David sat down on one of the chairs near the round table. “I brought the money for the pocket watch.” He laid a wad of bills on the table.
“Thank you.”
“Who was that woman I passed on the way around?”
“Big woman? Tha's Miss Thurston. The preacher's wife.”
“What did she want?”
“Same thing she always wants.”
“Which is?”
“Wantin' to get me out to the colored church.” Lawrence shook his head in wonder. “Woman gets talkin' and soon ain't talkin' to me no more, but like she preachin' to a congregation. Gets herself all riled up about sinners and heathens and their sorry souls. I think it must make her feel good. Like she talked some sense into me.”
“Did she?”
Lawrence frowned. “Don't rightly know what to reckon of it all. S'pose there is a heaven, I wanna know what kinda heaven it be. Is it a heaven for white folks? Or is it a different heaven for colored folk and white folk? What you make of it?”
David shrugged. “I am not an expert. I have only been to church on a few occasions. It seems to me that people who spend their lives dreaming about the gold-paved streets and heavenly mansions of the next life are no different than those who waste their time dreaming about it in this life. Only with a poorer sense of timing.”
Lawrence responded in low, rumbling laughter reserved for when he found something particularly amusing. He clenched down on his pipe. “Never thought of it that way,” he replied.
“The way I see it, it's not about what you are going to get, it's about what you become. Divinity is doing what is right because your heart says it's right. And if that puts you on the wrong side of the pearly gates, seems you would be better off on the outside.”
Lawrence took in a long draw on his pipe. “You could've been a philos'pher.”
Just then, in the dancing radiance of the candles, David noticed something he had never seen before, despite his many visits. Across the room, amidst the squalor of metal springs, and the shells and corpses of clocks, was what appeared to be a shrouded sculpture slightly protruding from beneath a cloth sheet.
“What is that in the corner? Under the cloth?”
Lawrence lowered his pipe. “Tha's my angel. Jus' this mornin' had some help and we brought her up from the cellar.”
“Angel?” David walked over to the piece.
“Real Italian marble,” Lawrence said.
David pulled a floor clock back from the sculpture and lifted the drape, exposing a stone sculpture of a dove-winged angel. Its seraphic face turned upward and its arms were outstretched, raised as a child waiting to be lifted. David ran his fingers over its smooth surface.

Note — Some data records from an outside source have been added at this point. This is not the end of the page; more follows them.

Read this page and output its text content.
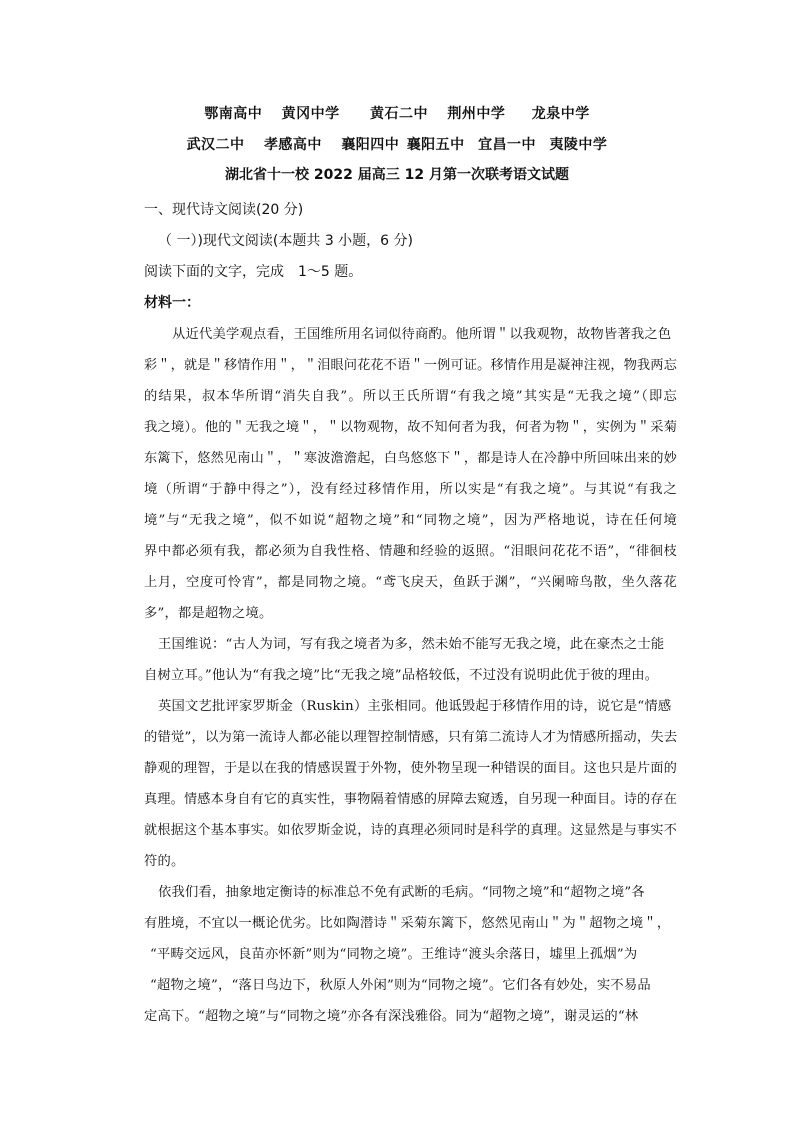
鄂南高中 黄冈中学 黄石二中 荆州中学 龙泉中学
武汉二中 孝感高中 襄阳四中 襄阳五中 宜昌一中 夷陵中学
湖北省十一校 2022 届高三 12 月第一次联考语文试题
一、现代诗文阅读(20 分)
（ 一）)现代文阅读(本题共 3 小题，6 分)
阅读下面的文字，完成　1～5 题。
材料一：
从近代美学观点看，王国维所用名词似待商酌。他所谓＂以我观物，故物皆著我之色
彩＂，就是＂移情作用＂，＂泪眼问花花不语＂一例可证。移情作用是凝神注视，物我两忘
的结果，叔本华所谓“消失自我”。所以王氏所谓“有我之境”其实是“无我之境”（即忘
我之境）。他的＂无我之境＂，＂以物观物，故不知何者为我，何者为物＂，实例为＂采菊
东篱下，悠然见南山＂，＂寒波澹澹起，白鸟悠悠下＂，都是诗人在冷静中所回味出来的妙
境（所谓“于静中得之”），没有经过移情作用，所以实是“有我之境”。与其说“有我之
境”与“无我之境”，似不如说“超物之境”和“同物之境”，因为严格地说，诗在任何境
界中都必须有我，都必须为自我性格、情趣和经验的返照。“泪眼问花花不语”，“徘徊枝
上月，空度可怜宵”，都是同物之境。“鸢飞戾天，鱼跃于渊”，“兴阑啼鸟散，坐久落花
多”，都是超物之境。
王国维说：“古人为词，写有我之境者为多，然未始不能写无我之境，此在豪杰之士能
自树立耳。”他认为“有我之境”比“无我之境”品格较低，不过没有说明此优于彼的理由。
英国文艺批评家罗斯金（Ruskin）主张相同。他诋毁起于移情作用的诗，说它是“情感
的错觉”，以为第一流诗人都必能以理智控制情感，只有第二流诗人才为情感所摇动，失去
静观的理智，于是以在我的情感误置于外物，使外物呈现一种错误的面目。这也只是片面的
真理。情感本身自有它的真实性，事物隔着情感的屏障去窥透，自另现一种面目。诗的存在
就根据这个基本事实。如依罗斯金说，诗的真理必须同时是科学的真理。这显然是与事实不
符的。
依我们看，抽象地定衡诗的标准总不免有武断的毛病。“同物之境”和“超物之境”各
有胜境，不宜以一概论优劣。比如陶潜诗＂采菊东篱下，悠然见南山＂为＂超物之境＂，
“平畴交远风，良苗亦怀新”则为“同物之境”。王维诗“渡头余落日，墟里上孤烟”为
“超物之境”，“落日鸟边下，秋原人外闲”则为“同物之境”。它们各有妙处，实不易品
定高下。“超物之境”与“同物之境”亦各有深浅雅俗。同为“超物之境”，谢灵运的“林
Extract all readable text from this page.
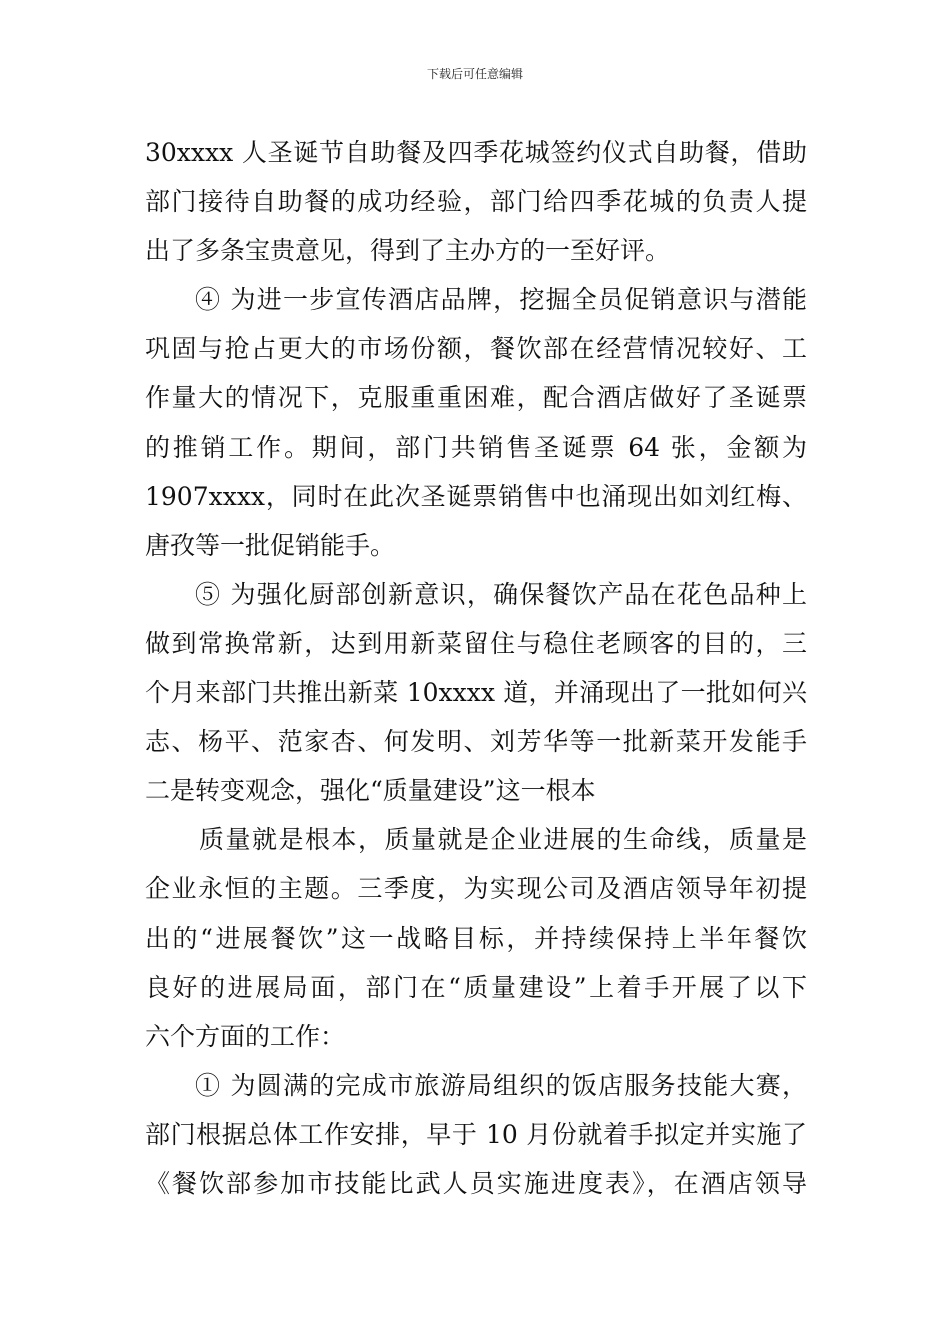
下载后可任意编辑
30xxxx 人圣诞节自助餐及四季花城签约仪式自助餐，借助
部门接待自助餐的成功经验，部门给四季花城的负责人提
出了多条宝贵意见，得到了主办方的一至好评。
④ 为进一步宣传酒店品牌，挖掘全员促销意识与潜能
巩固与抢占更大的市场份额，餐饮部在经营情况较好、工
作量大的情况下，克服重重困难，配合酒店做好了圣诞票
的推销工作。期间，部门共销售圣诞票 64 张，金额为
1907xxxx，同时在此次圣诞票销售中也涌现出如刘红梅、
唐孜等一批促销能手。
⑤ 为强化厨部创新意识，确保餐饮产品在花色品种上
做到常换常新，达到用新菜留住与稳住老顾客的目的，三
个月来部门共推出新菜 10xxxx 道，并涌现出了一批如何兴
志、杨平、范家杏、何发明、刘芳华等一批新菜开发能手
二是转变观念，强化“质量建设”这一根本
质量就是根本，质量就是企业进展的生命线，质量是
企业永恒的主题。三季度，为实现公司及酒店领导年初提
出的“进展餐饮”这一战略目标，并持续保持上半年餐饮
良好的进展局面，部门在“质量建设”上着手开展了以下
六个方面的工作：
① 为圆满的完成市旅游局组织的饭店服务技能大赛，
部门根据总体工作安排，早于 10 月份就着手拟定并实施了
《餐饮部参加市技能比武人员实施进度表》，在酒店领导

“This is a very expensive piece. Probably worth a hundred dollars or more. Is it new?”
“Had it for nearly six years, jus' never take her out of the cellar.”
David admired the sculpture. “How did you come by this?”
“Right after I left the cavalry, I did some work for a minister. Fixed his church's steeple clock. Took me âbout the whole summer. Problem is, before I got done, the church treasurer run off with all their buildin' money. So the minister asks me if I won' take this angel for payment.”
David stepped away from the statue, rubbing his hand along its surface once more.